The futility of engaging Pakistan
Another high-profile summit set the stage for a meeting between the leaders of India and Pakistan. Indian Prime Minister Manmohan Singh and Pakistan President Zasif Ali Zardari posed for shutterbugs on the sidelines of the Non-Aligned Movement (NAM) Summit at Tehran in Iran, giving unnecessary impetus to what has come close to almost pointless and nonsensical hypocrisy.
The timing of the duo’s meeting is quite significant. On Wednesday, the Indian Supreme Court had upheld the death sentence of Mohammad Ajmal Amir Kasab, the lone surviving Pakistani terrorist held in the 2008 Mumbai attacks. Although Mumbaikars and the rest of the nation celebrated the verdict, yet a number of questions have arisen since then. Is hanging of Kasab the only justice for the 166 people killed in horrific attacks? Will sending him to gallows end one of the goriest chapters in the ties between India and Pakistan?
Time and again, India, thanks to its flexuous approach, has been giving chances to Pakistan to dramatise its alleged seriousness in combating terror. On the one hand, Islamabad vows to bring to New Delhi a message of `peace and prosperity`, on the other hand its Inter-Services Intelligence (ISI) continues to devise new ways to send jihadis across the border.
And what does India do? After the deadly Mumbai attacks in 2008, India did talk tough. And why not, the attacks had not just shocked the whole nation, but stunned the world too. At that time, the then Indian government hinted at keeping all options open if Pakistan did not take immediate action against the perpetrators of the frightening attacks. India further halted political dialogue and trade links with Pakistan, giving signals that it wanted results. The tensions between the nuclear-armed South Asian neighbours sparked even war rumours and alarmed the US too, which played an important role in pacifying the two sides. Pakistan was then sternly told to start acting against terror elements breeding on its land.
But as the time passed by, India softened its stance and meetings between the officials began. The PM met the Pakistani President in Russia and Egypt on the sidelines of summits. Manmohan Singh even hosted Asif Ali Zardari for lunch in New Delhi not long ago with the same message that Islamabad must take action against terror. But what did these talks achieve? Nothing really.

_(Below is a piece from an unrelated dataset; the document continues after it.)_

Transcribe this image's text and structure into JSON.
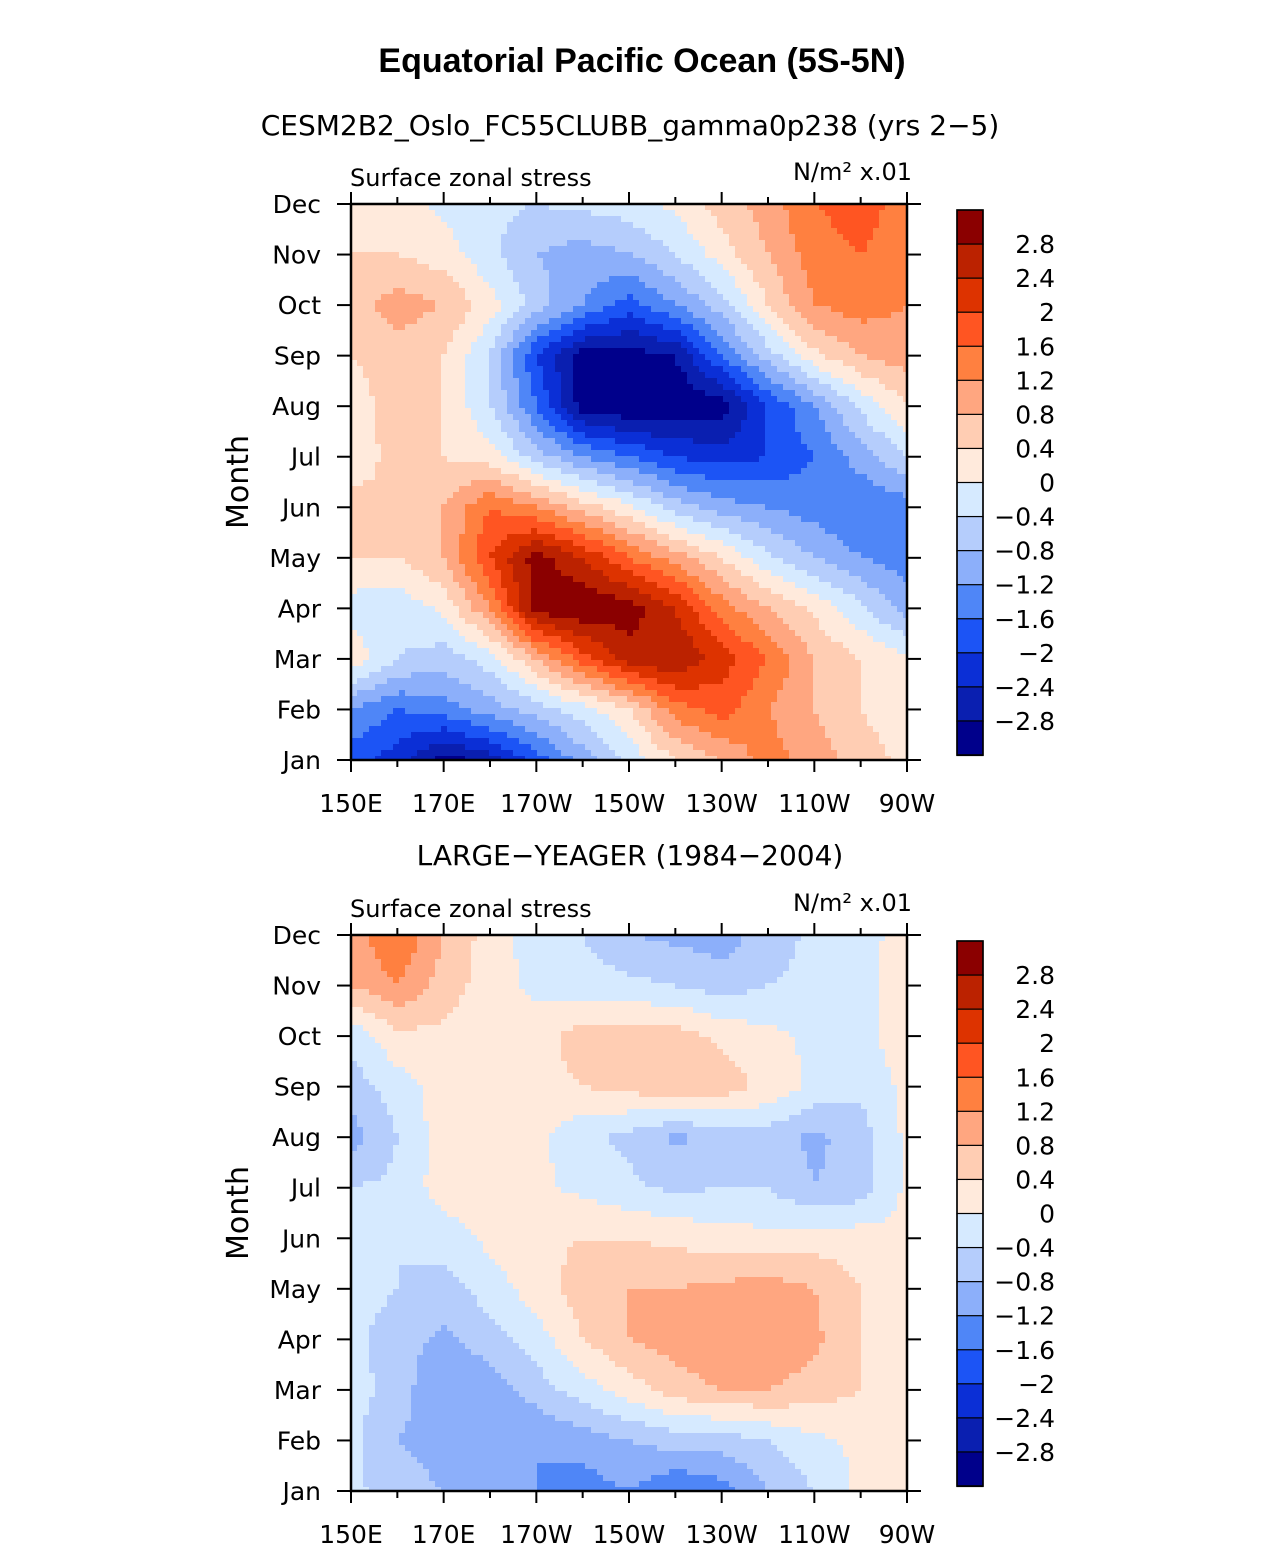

Even during the recent meeting in Tehran, Dr Singh pushed Pakistan to act against India-directed terrorism. The PM told Zardari that speedy conclusion of the 26/11 trial in Pakistan would be a "major" confidence building measure in bilateral relations. Zardari again assured that the Islamic nation was committed to bringing to justice those involved in the horrific attack. I wonder how long Indian officials can buy this duplicitous statement of their Pakistani counterparts. The 26/11 trial in Pakistan has been hit by countless delays and the judge has been changed five times. A number of dossiers have been exchanged, detailing the involvement of Pakistani citizens in the conspiracy, but Islamabad continues to nag about lack of evidence.
India has been assertive on the "state support" to the terrorists behind the 26/11 attacks. Lashkar-e-Toiba handler Abu Jundal and David Headley have also acknowledged ISI's involvement in the 26/11 massacre.
How serious Pakistan is in bringing 26/11 perpetrators to justice can be gauged by the fact that the grisly attacks’ mastermind, Jamaat-ud-Dawa (JuD) chief Hafiz Mohammad Saeed, openly campaigns against India on Pakistani land. India has taken note of it and urged Pakistan to help checkmate terrorist groups for normalising relations. But to no avail; Pakistan, as usual, asked for evidence proving Saeed’s involvement and gave to India what it is best at giving - assurances.
Till when India would tolerate Pakistan’s irksome and fake overtures? Pakistan’s sole agendum is to export terror – either by jihad or by cyber-jihad. Didn’t Manmohan Singh find it important to talk to Asif Ali Zardari about the involvement of Pakistan-based groups in spreading hate propaganda in India by circulating morphed images of alleged atrocities on Muslims in Assam and Myanmar?
The US is also frustrated with Pakistan’s denials and concocted assurances as far as anti-terror operations are concerned. The future of coup-prone Pakistan, which is preparing to go to ballots, is further keeping India and the US on their toes.
History has proven that Pakistan’s Army and radical jihadi groups are not interested in peace with India. Today, nobody trusts the nuclear-armed Islamic country’s ad-lib claims that it has no association with terrorism around the world. Yet, Indian officials stick to their futile perdurance theory of engaging with Pakistan and pushing it to nail terrorists. Isn’t it time that New Delhi accepts the fact that even after 65 years of co-existence, the exercise of diplomatic talks is futile when it comes to Islamabad. But is there any other option?